Summary: Agents that self-check: metacognition
Metacognition is an agent thinking about its own thinking: a reflection step where it checks its own work before committing. The previous lesson raised reliability by adding more agents and paying the coordination cost. This lesson raises it with a cheaper move: one agent reviews its own answer or plan, asks whether it is actually right, and revises if not. That single extra reasoning pass buys a lot of reliability per unit of effort. This summary is the scan-in-five-minutes version of the full lesson.
Core ideas
Section titled “Core ideas”- Reflection works for the same reason editing works. A first draft is usually good but flawed (a missed case, a wrong assumption, a step taken too fast). Reading it back critically before committing catches a real fraction of those flaws. The model that generates and the model that reviews are the same model; the difference is the stance. Generating reaches for a plausible answer; reviewing looks for what is wrong with the answer already on the page.

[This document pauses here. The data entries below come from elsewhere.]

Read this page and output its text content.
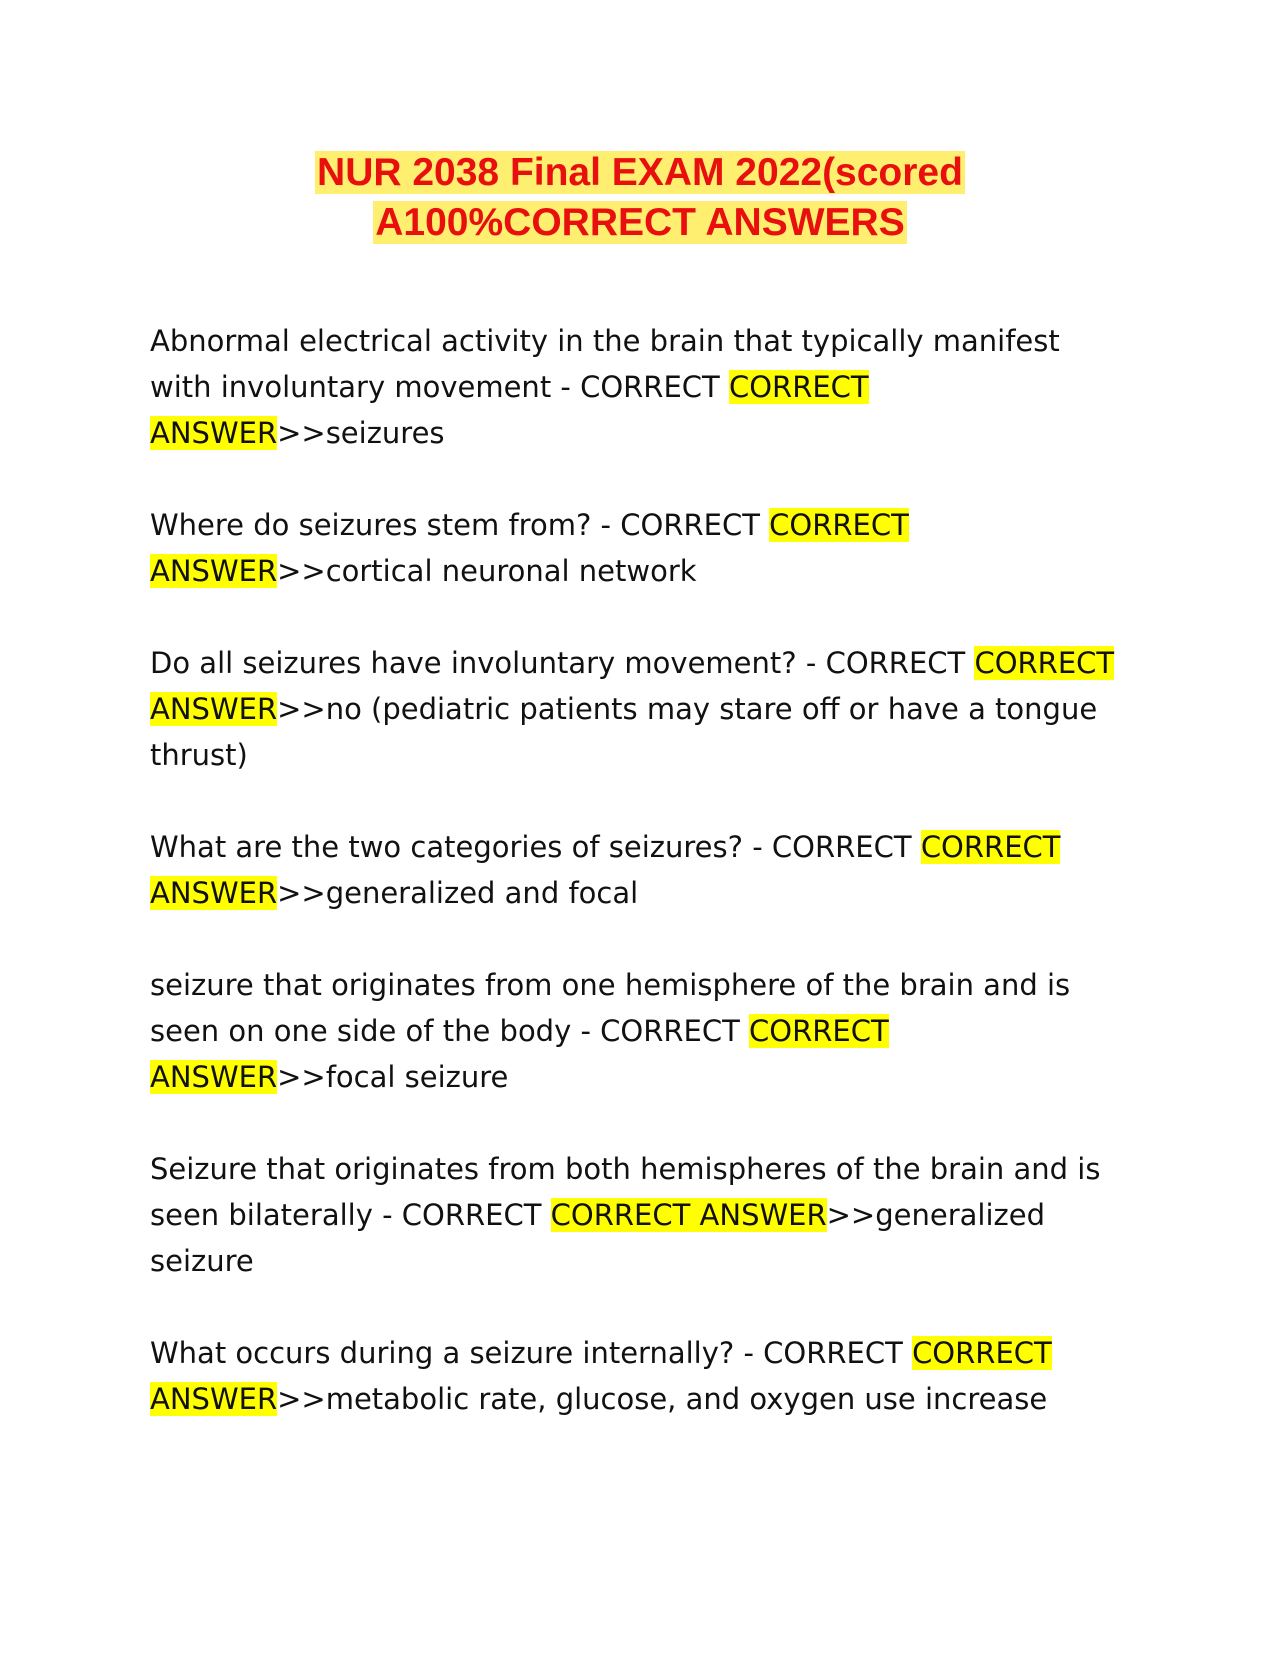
NUR 2038 Final EXAM 2022(scored
A100%CORRECT ANSWERS

Abnormal electrical activity in the brain that typically manifest with involuntary movement - CORRECT CORRECT ANSWER>>seizures

Where do seizures stem from? - CORRECT CORRECT ANSWER>>cortical neuronal network

Do all seizures have involuntary movement? - CORRECT CORRECT ANSWER>>no (pediatric patients may stare off or have a tongue thrust)

What are the two categories of seizures? - CORRECT CORRECT ANSWER>>generalized and focal

seizure that originates from one hemisphere of the brain and is seen on one side of the body - CORRECT CORRECT ANSWER>>focal seizure

Seizure that originates from both hemispheres of the brain and is seen bilaterally - CORRECT CORRECT ANSWER>>generalized seizure

What occurs during a seizure internally? - CORRECT CORRECT ANSWER>>metabolic rate, glucose, and oxygen use increase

- Reflection takes a few forms, all sharing one stance (a deliberate pause to look for what is wrong, before committing): critiquing an answer before sending it, reviewing a plan before executing it, and verifying a checkable result (code, a calculation, structured output) against the criteria a correct result must satisfy. Put the pause where the costly mistakes happen.
- You have seen special cases already. Tool-failure recovery (L2), re-searching after a weak retrieval (L6), and replanning when a step contradicts the plan (L7) were all self-correction triggered by an external signal. Reflection is the proactive, general form: a check-my-work step the agent runs on purpose, even when nothing has visibly failed.

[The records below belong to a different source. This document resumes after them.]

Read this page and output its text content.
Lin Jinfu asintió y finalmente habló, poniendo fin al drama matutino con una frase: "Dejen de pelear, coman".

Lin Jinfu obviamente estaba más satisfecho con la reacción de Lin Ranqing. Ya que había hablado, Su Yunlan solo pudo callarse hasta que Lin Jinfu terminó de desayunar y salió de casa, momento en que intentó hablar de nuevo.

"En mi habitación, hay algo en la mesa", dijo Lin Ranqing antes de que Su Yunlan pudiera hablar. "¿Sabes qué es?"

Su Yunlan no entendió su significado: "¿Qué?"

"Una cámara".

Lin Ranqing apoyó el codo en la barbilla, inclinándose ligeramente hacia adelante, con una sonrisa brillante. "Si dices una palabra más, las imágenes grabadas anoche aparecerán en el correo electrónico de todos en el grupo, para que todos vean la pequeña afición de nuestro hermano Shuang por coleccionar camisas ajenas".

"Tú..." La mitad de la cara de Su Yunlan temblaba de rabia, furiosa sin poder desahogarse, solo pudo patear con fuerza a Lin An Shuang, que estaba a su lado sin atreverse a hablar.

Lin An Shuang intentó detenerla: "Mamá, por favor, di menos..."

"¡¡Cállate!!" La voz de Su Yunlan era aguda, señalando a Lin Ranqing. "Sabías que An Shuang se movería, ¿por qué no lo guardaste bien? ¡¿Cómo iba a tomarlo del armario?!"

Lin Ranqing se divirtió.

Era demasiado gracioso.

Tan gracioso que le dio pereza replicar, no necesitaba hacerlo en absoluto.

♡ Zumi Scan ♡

- It is the cheap reliability move. To make an agent more reliable you can add a reviewer agent and pay coordination cost (another agent, a handoff, more latency), or you can have the one agent reflect, which costs a single extra reasoning pass and no new coordination. For a large fraction of reliability problems, reflection is the better trade. Try it before reaching for a second agent.
- A second look is not a guarantee. A model confidently wrong on the first pass can be just as confidently wrong on review, rubber-stamping the same mistake. Reflection catches what a critical re-read catches, not what the model is blind to; you cannot proofread a fact you do not know is wrong.

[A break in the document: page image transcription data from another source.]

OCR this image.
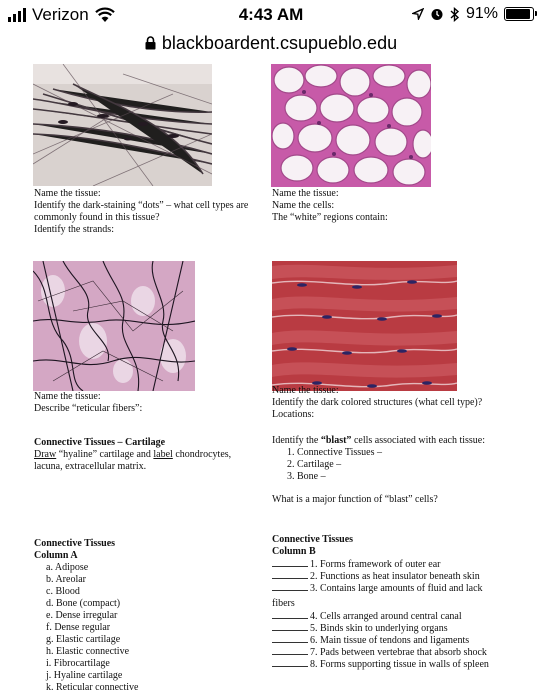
Verizon	4:43 AM	91%
blackboardent.csupueblo.edu
Name the tissue:
Identify the dark-staining “dots” – what cell types are
commonly found in this tissue?
Identify the strands:
Name the tissue:
Name the cells:
The “white” regions contain:
Name the tissue:
Describe “reticular fibers”:
Name the tissue:
Identify the dark colored structures (what cell type)?
Locations:
Connective Tissues – Cartilage
Draw “hyaline” cartilage and label chondrocytes,
lacuna, extracellular matrix.
Identify the “blast” cells associated with each tissue:
1. Connective Tissues –
2. Cartilage –
3. Bone –
What is a major function of “blast” cells?
Connective Tissues
Column A
a. Adipose
b. Areolar
c. Blood
d. Bone (compact)
e. Dense irregular
f. Dense regular
g. Elastic cartilage
h. Elastic connective
i. Fibrocartilage
j. Hyaline cartilage
k. Reticular connective
Connective Tissues
Column B
1. Forms framework of outer ear
2. Functions as heat insulator beneath skin
3. Contains large amounts of fluid and lack
fibers
4. Cells arranged around central canal
5. Binds skin to underlying organs
6. Main tissue of tendons and ligaments
7. Pads between vertebrae that absorb shock
8. Forms supporting tissue in walls of spleen
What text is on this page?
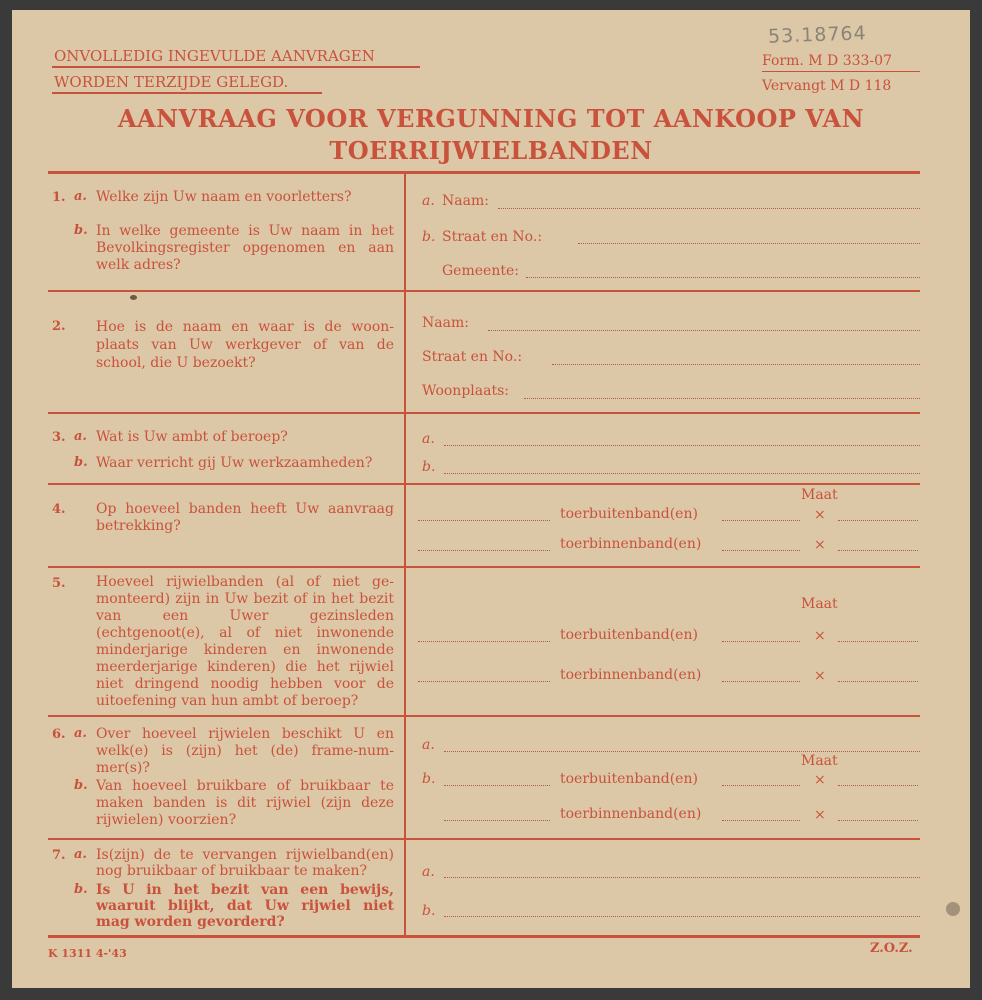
ONVOLLEDIG INGEVULDE AANVRAGEN
WORDEN TERZIJDE GELEGD.
53.18764
Form. M D 333-07
Vervangt M D 118
AANVRAAG VOOR VERGUNNING TOT AANKOOP VAN
TOERRIJWIELBANDEN
1. a. Welke zijn Uw naam en voorletters?
b. In welke gemeente is Uw naam in het Bevolkingsregister opgenomen en aan welk adres?
a. Naam:
b. Straat en No.:
Gemeente:
2. Hoe is de naam en waar is de woon-plaats van Uw werkgever of van de school, die U bezoekt?
Naam:
Straat en No.:
Woonplaats:
3. a. Wat is Uw ambt of beroep?
b. Waar verricht gij Uw werkzaamheden?
a.
b.
4. Op hoeveel banden heeft Uw aanvraag betrekking?
Maat
toerbuitenband(en)	×
toerbinnenband(en)	×
5. Hoeveel rijwielbanden (al of niet ge-monteerd) zijn in Uw bezit of in het bezit van een Uwer gezinsleden (echtgenoot(e), al of niet inwonende minderjarige kinderen en inwonende meerderjarige kinderen) die het rijwiel niet dringend noodig hebben voor de uitoefening van hun ambt of beroep?
Maat
toerbuitenband(en)	×
toerbinnenband(en)	×
6. a. Over hoeveel rijwielen beschikt U en welk(e) is (zijn) het (de) frame-num-mer(s)?
b. Van hoeveel bruikbare of bruikbaar te maken banden is dit rijwiel (zijn deze rijwielen) voorzien?
a.
Maat
b.	toerbuitenband(en)	×
toerbinnenband(en)	×
7. a. Is(zijn) de te vervangen rijwielband(en) nog bruikbaar of bruikbaar te maken?
b. Is U in het bezit van een bewijs, waaruit blijkt, dat Uw rijwiel niet mag worden gevorderd?
a.
b.
K 1311 4-'43	Z.O.Z.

- Two practical consequences. Reflection has diminishing returns (one good pass does most of the work; more passes mostly burn tokens), and it pairs best with a real external signal (run the code, check the source, read the tool result) that brings in information the model did not already have.
What changes for you
Section titled “What changes for you”Before this lesson, “the agent double-checks itself” sounded like a vague reassurance. Now you can see the mechanism and its price: a reflection step is one extra reasoning pass that catches the errors a critical re-read would catch, no more and no less. When you want an agent to be more reliable, you have a clear first move (have it check its own work) and a clear test for when that is not enough (does the error need information or independence the agent does not have?). And you can spot the honest limit the marketing skips: a self-check lowers the error rate, but it does not zero it, and it is strongest when paired with a real signal from the world.